Here are a few numbers NLIHC isn’t as eager to talk about:
According to the US Bureau of Labor Statistics, a whopping 1.9% of all American workers, and only 1% of full-time workers, earned minimum wage as of 2019. Also per BLS, minimum wage workers are more likely than average to be employed in food service jobs where wages are often supplemented with tips.
According to the Economic Policy Institute, 60% of workers in the lowest income decile (which would include minimum wage earners) receive public assistance benefits that top off a full-time minimum wage earner’s wages by an average of about $1.50 an hour.
And then we come to two assumptions in the NLIHC report that become problematic, especially when combined.
The first assumption is that rent is only “affordable” if it comes to less than 30% of a person’s income. But that seems awfully one-size-fits-all. What if spending 35% of my income on rent saves me 10% of that income somewhere else — utility bills or gas costs for longer commutes, for example?
The second assumption is that that there’s only one earner living in (or at least only one earner contributing to the rent on) the household. That assumption seems especially silly as applied to two-bedroom rentals. In reality, many people share housing. They move in with their romantic partners, or find amicable roomies. Just as many hands make light work, many paychecks make lower per-person rent.
Is the rent, as Jimmy McMillan says, too damn high? In some places, absolutely. In many places, probably.
Is the rent being too damn high a function of the minimum wage being too damn low? No.

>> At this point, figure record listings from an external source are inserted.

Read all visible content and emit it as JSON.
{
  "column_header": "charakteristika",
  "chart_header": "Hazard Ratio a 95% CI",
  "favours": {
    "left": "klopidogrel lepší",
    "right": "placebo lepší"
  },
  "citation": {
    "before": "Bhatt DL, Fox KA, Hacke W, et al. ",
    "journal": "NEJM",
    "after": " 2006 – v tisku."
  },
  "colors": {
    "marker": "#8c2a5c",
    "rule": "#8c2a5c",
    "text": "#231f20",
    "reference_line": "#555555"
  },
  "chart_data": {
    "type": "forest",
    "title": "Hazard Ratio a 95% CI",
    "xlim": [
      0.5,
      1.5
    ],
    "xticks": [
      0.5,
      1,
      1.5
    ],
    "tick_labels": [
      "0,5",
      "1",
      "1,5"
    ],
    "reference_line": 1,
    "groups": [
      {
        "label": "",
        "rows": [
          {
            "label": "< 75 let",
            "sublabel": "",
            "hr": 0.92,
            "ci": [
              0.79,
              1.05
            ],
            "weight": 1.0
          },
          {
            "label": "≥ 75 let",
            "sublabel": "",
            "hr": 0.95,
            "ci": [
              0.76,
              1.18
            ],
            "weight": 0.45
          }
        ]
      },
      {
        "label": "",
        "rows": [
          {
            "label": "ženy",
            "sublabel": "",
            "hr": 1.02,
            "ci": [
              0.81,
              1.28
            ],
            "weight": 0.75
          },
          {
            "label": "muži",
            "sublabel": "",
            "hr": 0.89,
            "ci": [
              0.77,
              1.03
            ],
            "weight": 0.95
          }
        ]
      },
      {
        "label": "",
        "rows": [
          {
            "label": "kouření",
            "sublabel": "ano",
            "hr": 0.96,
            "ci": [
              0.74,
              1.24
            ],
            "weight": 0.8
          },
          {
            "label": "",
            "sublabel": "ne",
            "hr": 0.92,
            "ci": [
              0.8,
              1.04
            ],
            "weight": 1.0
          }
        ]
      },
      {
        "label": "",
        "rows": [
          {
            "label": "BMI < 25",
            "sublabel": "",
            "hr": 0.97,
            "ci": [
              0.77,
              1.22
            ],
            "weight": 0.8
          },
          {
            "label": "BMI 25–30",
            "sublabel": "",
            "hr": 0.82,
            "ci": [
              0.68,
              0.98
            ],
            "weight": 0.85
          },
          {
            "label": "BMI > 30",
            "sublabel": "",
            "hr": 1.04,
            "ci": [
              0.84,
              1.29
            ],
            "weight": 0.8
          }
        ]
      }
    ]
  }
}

A tiny fraction of one percent of Americans struggling to make rent are full-time minimum wage workers without secondary sources of income.
The rent is too damn high because the housing supply is too damn limited.
Who are the geniuses limiting the housing supply with permit schemes, zoning restrictions, and supposed “fair housing” rules, all while pretending they’re doing tenants a favor?
The same geniuses who oppress workers with minimum wage laws, licensing requirements, and supposed “labor protections,” all while pretending they’re doing workers a favor.
Making it harder for the average worker to earn a living and find a place to live may not be the intended purpose of government as we know it, but it’s certainly the result of government as we know it.
Perhaps it’s time for America’s workers to re-think government as we know it.